Les mêmes ficelles sont d’ailleurs activées en ce moment autour de «Hurlevent», adaptation du livre d’Emily Brontë dans laquelle Margot Robbie donne la réplique à Jacob Elordi. Tous deux, parmi les interprètes les plus glamour d’Hollywood, ont envahi tous les tapis rouges d’Amérique et d’Europe, surjouent la proximité et produisent du contenu calibré pour les réseaux sociaux.
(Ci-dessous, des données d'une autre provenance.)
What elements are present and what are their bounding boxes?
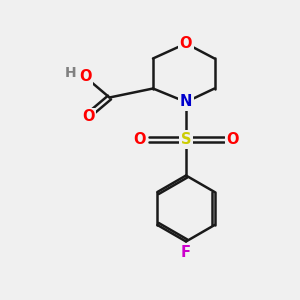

Au point, pour l’actrice, d’atteindre un dangereux trop-plein. À trop vouloir soumettre l’art aux règles du marketing, on risque de se perdre. La critique mondiale dézingue ce «Hurlevent» qui n’a rien à voir avec le livre d’origine et ressemble plus à une publicité pour parfum de 2h, ou un assemblage de vidéos très TikTok-compatibles, qu’à un film de cinéma.
Bientôt réalisatrice?
Pourtant, Margot Robbie a encore des choses à prouver. Ses rôles les plus exigeants sont restés cantonnés à des films peu vus: elle était une extraordinaire Nelly LaRoy, actrice ambitieuse, dans «Babylon», qui a fait un four aux États-Unis; elle était étonnante en reine Elisabeth Ire dans le mésestimé «Marie Stuart, reine d’Écosse», passé inaperçu.
Ni les Oscar ni les Golden Globes ne lui ont jusqu’ici remis un prix pour son jeu, et ce n’est probablement pas sa prestation décevante dans «Hurlevent» qui lui permettra d’obtenir la reconnaissance de son industrie. Et son prochain projet, un prequel d’«Ocean’s Eleven», ne respire pas la folle originalité.
Reste que Margot Robbie n’a que 35 ans et, de toute évidence, de l’énergie à revendre. L’actrice et productrice lorgne vers la réalisation et ne s’en cache pas auprès de «Vogue»: «C’est là que va mon attention. Cela fait dix ans que j’en ai envie et je ne me suis pas précipitée, mais je sens que je serai bientôt prête à me plonger là-dedans.» Probablement la tête la première, comme d’habitude.